Les Indiens avaient dû ajouter quelque chose à l’alliage ? Mais quoi ?

La réponse à cette dernière question, le « négociant » londonien tenta vainement de l’obtenir au cours de la semaine qui suivit. Mais quand il reçut sa modeste allocation et un billet pour un bateau en partance pour Londres quatre jours plus tard, Eugène se décida.

La nuit même, il se procura une scie à métaux et, tremblant de peur, scia un petit morceau de fer de la base de la colonne et le dissimula tout au fond de son sac de voyage. Il pensait qu’à Londres on ne manquerait pas de l’aider à découvrir en quoi était faite la colonne, quelle était la substance qu’on y avait ajoutée et qui empêchait le fer de rouiller !

Six semaines plus tard, O’Winstern expédiait le morceau de fer à un laboratoire londonien en vue d’analyse.
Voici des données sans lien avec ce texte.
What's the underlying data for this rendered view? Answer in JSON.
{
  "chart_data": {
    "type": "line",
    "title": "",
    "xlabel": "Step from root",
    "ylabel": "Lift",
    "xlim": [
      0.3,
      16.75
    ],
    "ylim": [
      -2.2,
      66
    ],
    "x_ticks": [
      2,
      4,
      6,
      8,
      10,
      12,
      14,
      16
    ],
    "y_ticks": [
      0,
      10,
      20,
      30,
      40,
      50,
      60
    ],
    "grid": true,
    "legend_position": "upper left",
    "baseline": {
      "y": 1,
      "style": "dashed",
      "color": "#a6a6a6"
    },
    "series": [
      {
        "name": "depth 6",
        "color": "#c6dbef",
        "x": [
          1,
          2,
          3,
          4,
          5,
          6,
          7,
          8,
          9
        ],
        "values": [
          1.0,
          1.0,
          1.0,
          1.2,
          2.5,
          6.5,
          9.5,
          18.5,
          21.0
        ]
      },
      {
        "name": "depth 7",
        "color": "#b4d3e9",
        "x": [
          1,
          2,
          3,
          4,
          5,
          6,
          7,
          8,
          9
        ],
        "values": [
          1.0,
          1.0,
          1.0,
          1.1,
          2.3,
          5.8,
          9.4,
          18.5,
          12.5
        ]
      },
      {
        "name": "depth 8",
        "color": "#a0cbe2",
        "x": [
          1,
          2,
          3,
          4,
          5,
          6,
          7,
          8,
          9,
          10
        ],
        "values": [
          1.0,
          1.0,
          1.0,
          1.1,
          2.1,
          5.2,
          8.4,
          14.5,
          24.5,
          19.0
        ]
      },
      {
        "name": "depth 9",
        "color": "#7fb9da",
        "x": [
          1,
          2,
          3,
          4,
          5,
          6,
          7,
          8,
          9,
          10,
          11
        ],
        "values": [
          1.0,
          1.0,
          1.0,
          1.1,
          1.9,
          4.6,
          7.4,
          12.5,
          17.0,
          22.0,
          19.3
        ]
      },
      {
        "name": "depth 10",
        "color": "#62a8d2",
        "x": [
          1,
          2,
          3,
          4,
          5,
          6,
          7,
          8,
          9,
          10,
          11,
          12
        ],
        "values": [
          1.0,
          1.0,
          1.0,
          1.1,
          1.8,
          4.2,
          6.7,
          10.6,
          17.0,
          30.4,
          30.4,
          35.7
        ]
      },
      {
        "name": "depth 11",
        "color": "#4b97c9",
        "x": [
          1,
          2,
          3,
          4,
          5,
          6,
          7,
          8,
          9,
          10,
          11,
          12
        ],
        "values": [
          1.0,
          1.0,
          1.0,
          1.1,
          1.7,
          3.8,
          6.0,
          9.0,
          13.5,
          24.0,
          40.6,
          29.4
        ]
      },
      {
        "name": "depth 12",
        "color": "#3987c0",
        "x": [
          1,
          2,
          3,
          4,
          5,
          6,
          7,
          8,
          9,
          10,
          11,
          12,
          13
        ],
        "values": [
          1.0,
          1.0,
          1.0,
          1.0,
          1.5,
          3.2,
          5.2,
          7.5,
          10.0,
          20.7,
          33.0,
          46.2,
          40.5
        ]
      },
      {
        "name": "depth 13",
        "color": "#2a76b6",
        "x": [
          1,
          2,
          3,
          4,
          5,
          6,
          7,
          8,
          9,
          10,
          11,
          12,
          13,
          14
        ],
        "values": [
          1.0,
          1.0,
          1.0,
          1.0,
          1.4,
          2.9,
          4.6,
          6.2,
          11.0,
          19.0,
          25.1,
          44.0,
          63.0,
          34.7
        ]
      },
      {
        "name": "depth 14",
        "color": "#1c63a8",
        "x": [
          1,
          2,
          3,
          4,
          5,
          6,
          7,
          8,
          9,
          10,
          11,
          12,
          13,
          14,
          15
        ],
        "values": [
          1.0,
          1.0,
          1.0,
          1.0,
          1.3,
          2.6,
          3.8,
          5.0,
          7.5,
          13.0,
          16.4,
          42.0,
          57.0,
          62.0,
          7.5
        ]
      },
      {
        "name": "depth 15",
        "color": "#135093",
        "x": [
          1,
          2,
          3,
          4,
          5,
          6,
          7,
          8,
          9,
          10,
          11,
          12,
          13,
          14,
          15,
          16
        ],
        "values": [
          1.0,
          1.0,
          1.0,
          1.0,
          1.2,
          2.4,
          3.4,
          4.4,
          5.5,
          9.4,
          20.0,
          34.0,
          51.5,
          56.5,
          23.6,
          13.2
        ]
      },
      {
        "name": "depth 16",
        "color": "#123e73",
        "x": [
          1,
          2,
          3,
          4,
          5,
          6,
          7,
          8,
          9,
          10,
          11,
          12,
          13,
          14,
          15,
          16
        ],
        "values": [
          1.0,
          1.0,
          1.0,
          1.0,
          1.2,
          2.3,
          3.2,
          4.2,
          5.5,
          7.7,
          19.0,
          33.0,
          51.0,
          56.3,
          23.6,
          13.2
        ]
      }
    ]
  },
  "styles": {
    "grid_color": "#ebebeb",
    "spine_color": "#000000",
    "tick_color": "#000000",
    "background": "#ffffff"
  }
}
L’échantillon était accompagné d’une lettre qu’Eugène rédigea en des termes dont l’astuce le surprit lui-même : il priait le laboratoire d’analyser un échantillon du fer qu’il se proposait d’utiliser pour son coffre-fort.

Lorsque, au lieu de l’analyse attendue, O’Winstern reçut une invitation à se présenter au laboratoire, il se tint sur ses gardes : évidemment on chercherait à savoir où il s’était procuré cet alliage remarquable ; mais on ne l’aurait pas, il garderait le silence.

Or, le chef du laboratoire, le professeur Hall, un homme chétif et portant lunettes, se confondit en excuses devant O’Winstern tout éberlué par cette amabilité inouïe et demanda à l’honorable gentleman où il s’était procuré un échantillon de fer d’une pureté aussi extraordinaire. Le professeur ajouta qu’il effectuait des analyses depuis déjà trente ans, mais que c’était la première fois qu’il avait affaire à un échantillon ne contenant pas la moindre impureté, le fer étant pur, ab-so-lu-ment pur.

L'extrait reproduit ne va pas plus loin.